Tuesday, November 10, 2015

Marine's 1st Commandant in 1775 Was a Quaker?

Marine Corps 240th Birthday
Marine Corps Times
November 9, 2015

This story is provided and presented by our sponsor Pioneer Services, the military division of MidCountry Bank, which has provided financial services to the men and women of the Armed Forces for nearly 30 years. For more information, visit PioneerServices.com.

Tuesday, November 10, marks the 240th birthday of the United States Marine Corps. Its roots date all the way back to 1775 when it was established as the Continental Marines. The Second Continental Congress first commissioned Marines to man two vessels in the Continental Navy. Their original purpose was to provide on-board security forces and to protect the Captain and his officers.

Soon after, they would be used to conduct amphibious combat missions and raids during the American Revolution. One of their first missions was to raid a British armory in the Bahamas just months after the first two battalions were created.

In the air, on land, and at sea, a Marine must be equipped and ready to fight wherever duty calls. With Veterans Day just around the corner, we should all be sure to thank the Marines in our lives for the sacrifices they’ve made to protect our freedom and security, “from the Halls of Montezuma to the Shores of Tripoli.”

To commemorate its birthday on Tuesday, we’ve put together five facts you might not have known about the USMC.

The First Marines Were Recruited in a Tavern
The first commissioned officer of the Continental Marines was a man named Samuel Nicholas. He was part of a well-known Quaker family from Philadelphia, and was nicknamed “the Fightin’ Quaker.” He was appointed the 1st Commandant in 1775 and took charge in recruiting locals to fight for America’s independence from the British.

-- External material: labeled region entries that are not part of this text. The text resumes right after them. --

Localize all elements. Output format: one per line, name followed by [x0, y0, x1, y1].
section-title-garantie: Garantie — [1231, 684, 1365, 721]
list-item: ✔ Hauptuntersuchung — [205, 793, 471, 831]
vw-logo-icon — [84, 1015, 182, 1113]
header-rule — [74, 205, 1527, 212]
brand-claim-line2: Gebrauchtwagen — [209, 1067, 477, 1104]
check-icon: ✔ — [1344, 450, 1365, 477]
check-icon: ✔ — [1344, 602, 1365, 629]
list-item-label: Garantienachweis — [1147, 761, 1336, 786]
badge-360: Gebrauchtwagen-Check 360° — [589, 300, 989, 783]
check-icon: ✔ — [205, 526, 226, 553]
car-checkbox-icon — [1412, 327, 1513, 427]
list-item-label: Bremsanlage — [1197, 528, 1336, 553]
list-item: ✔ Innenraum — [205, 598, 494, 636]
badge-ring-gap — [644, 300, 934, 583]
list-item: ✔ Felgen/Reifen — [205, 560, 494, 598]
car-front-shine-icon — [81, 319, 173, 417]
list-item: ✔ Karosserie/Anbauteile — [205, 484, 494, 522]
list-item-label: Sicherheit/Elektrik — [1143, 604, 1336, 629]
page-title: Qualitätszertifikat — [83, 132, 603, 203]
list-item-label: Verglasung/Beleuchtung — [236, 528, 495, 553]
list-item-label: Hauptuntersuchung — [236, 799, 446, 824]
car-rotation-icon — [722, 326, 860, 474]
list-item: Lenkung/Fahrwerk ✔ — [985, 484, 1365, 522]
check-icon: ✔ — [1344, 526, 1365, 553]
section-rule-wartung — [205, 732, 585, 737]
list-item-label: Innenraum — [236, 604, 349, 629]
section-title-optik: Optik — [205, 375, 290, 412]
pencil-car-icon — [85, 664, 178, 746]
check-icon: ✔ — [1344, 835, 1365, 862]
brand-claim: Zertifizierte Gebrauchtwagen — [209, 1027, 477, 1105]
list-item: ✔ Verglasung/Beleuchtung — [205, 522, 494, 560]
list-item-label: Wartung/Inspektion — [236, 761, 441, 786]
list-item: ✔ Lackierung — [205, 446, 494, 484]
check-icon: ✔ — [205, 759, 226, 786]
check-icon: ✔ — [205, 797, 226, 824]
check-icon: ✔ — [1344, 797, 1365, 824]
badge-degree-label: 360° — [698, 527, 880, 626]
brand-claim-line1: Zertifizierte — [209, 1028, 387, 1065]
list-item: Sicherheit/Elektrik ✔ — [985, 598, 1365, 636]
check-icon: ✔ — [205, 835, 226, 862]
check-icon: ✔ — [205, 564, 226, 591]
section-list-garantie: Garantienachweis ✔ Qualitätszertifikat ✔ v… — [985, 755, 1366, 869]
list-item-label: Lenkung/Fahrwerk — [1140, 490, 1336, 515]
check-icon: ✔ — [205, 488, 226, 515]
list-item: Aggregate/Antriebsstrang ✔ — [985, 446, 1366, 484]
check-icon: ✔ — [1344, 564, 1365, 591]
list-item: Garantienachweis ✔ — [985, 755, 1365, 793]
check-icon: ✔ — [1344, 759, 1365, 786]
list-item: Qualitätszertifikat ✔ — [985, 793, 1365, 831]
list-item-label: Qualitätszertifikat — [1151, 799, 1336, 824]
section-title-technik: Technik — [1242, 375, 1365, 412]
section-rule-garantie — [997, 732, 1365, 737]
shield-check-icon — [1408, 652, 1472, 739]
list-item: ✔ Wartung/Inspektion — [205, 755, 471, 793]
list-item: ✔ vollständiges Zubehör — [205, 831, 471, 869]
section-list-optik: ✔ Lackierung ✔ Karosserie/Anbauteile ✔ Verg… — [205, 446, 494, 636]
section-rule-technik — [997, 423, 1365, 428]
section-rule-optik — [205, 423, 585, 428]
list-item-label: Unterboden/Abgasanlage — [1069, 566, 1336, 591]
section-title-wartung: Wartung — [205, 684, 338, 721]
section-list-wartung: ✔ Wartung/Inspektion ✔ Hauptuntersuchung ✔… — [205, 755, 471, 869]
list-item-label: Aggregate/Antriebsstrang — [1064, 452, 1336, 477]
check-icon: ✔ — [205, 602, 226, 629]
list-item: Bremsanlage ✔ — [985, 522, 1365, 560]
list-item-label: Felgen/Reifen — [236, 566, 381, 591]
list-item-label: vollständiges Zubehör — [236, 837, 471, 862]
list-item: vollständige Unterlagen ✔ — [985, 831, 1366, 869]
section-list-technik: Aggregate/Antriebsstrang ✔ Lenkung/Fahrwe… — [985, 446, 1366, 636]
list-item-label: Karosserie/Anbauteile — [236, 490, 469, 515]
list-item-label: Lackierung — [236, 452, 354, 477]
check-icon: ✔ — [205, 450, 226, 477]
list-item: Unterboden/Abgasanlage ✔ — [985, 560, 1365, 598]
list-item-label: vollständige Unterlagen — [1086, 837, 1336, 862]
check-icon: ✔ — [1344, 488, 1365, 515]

And where did he turn in his recruitment efforts? To local taverns of course! One of his first recruits was Robert Mullan, the manager of Tun Tavern in Philadelphia. Nicholas appointed him as the Chief Marine Recruiter and he would use the allure of cold beer and camaraderie to recruit new Marines. This is why the Tun Tavern is officially acknowledged as the birthplace of the Marine Corps.